Please follow the instructions for removing worms.

Please follow the instructions for removing W32/Bagle-U.

W32/Bagle-U is a member of the W32/Bagle family of worms.

The worm starts the mshearts application on the system when active.

In order to run automatically when Windows starts up the worm copies itself to the file gigabit.exe in the Windows system folder and sets the following registry entry to point to this file:

HKLM\Software\Microsoft\Windows\CurrentVersion\Run\gigabit.exe

W32/Bagle-U also creates the following registry entries:

HKCU\Software\Windows2004\gsed
HKCU\Software\Windows2004\fr1n

The worm listens on port 4751 and sends registration information containing this port number to a remote web site. This port can be used by a remote attacker to update the worm. The uploaded file will be dropped as a random EXE filename starting with the string 'bsud' into the Windows folder and executed. If the file was dropped successfully the original worm file will be deleted.

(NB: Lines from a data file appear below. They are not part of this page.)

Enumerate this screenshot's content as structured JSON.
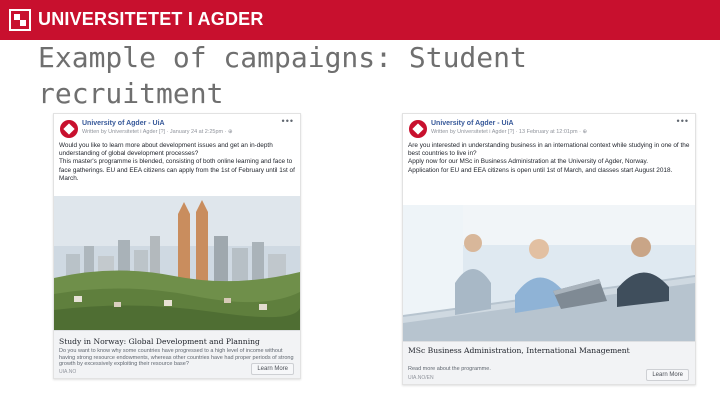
{
  "header": {
    "brand": "UNIVERSITETET I AGDER",
    "logo_icon": "uia-logo-icon",
    "bar_color": "#c8102e"
  },
  "slide": {
    "title": "Example of campaigns: Student recruitment"
  },
  "posts": [
    {
      "page_name": "University of Agder - UiA",
      "written_by": "Written by Universitetet i Agder [?] · January 24 at 2:25pm · ",
      "menu_icon": "more-options-icon",
      "text": [
        "Would you like to learn more about development issues and get an in-depth understanding of global development processes?",
        "This master's programme is blended, consisting of both online learning and face to face gatherings. EU and EEA citizens can apply from the 1st of February until 1st of March."
      ],
      "image": "city-skyline-photo",
      "link_title": "Study in Norway: Global Development and Planning",
      "link_desc": "Do you want to know why some countries have progressed to a high level of income without having strong resource endowments, whereas other countries have had proper periods of strong growth by excessively exploiting their resource base?",
      "link_domain": "UIA.NO",
      "button": "Learn More"
    },
    {
      "page_name": "University of Agder - UiA",
      "written_by": "Written by Universitetet i Agder [?] · 13 February at 12:01pm · ",
      "menu_icon": "more-options-icon",
      "text": [
        "Are you interested in understanding business in an international context while studying in one of the best countries to live in?",
        "Apply now for our MSc in Business Administration at the University of Agder, Norway.",
        "Application for EU and EEA citizens is open until 1st of March, and classes start August 2018."
      ],
      "image": "students-laptop-photo",
      "link_title": "MSc Business Administration, International Management",
      "link_desc": "Read more about the programme.",
      "link_domain": "UIA.NO/EN",
      "button": "Learn More"
    }
  ]
}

W32/Bagle-U scans all fixed drives recursively for WAB, TXT, MSG, HTM, SHTM, STM, XML, DBX, MBX, MDX, EML, NCH, MMF, ODS, CFG, ASP, PHP, WSH, ADB, TBB, SHT, XLS, OFT, UIN, CGI, MHT, DHTM and JSP files, extracts email addresses from them and sends itself as an attachment to the found addresses.

Email addresses belonging to the domains AVP and Microsoft are skipped.

The emails send by the worm have an empty subject line and no message text and the attachment file names are random strings with an EXE extension. The sender address is spoofed and choosen from the list of addresses found on the system.

After the end of 2004 the worm will remove itself from the system.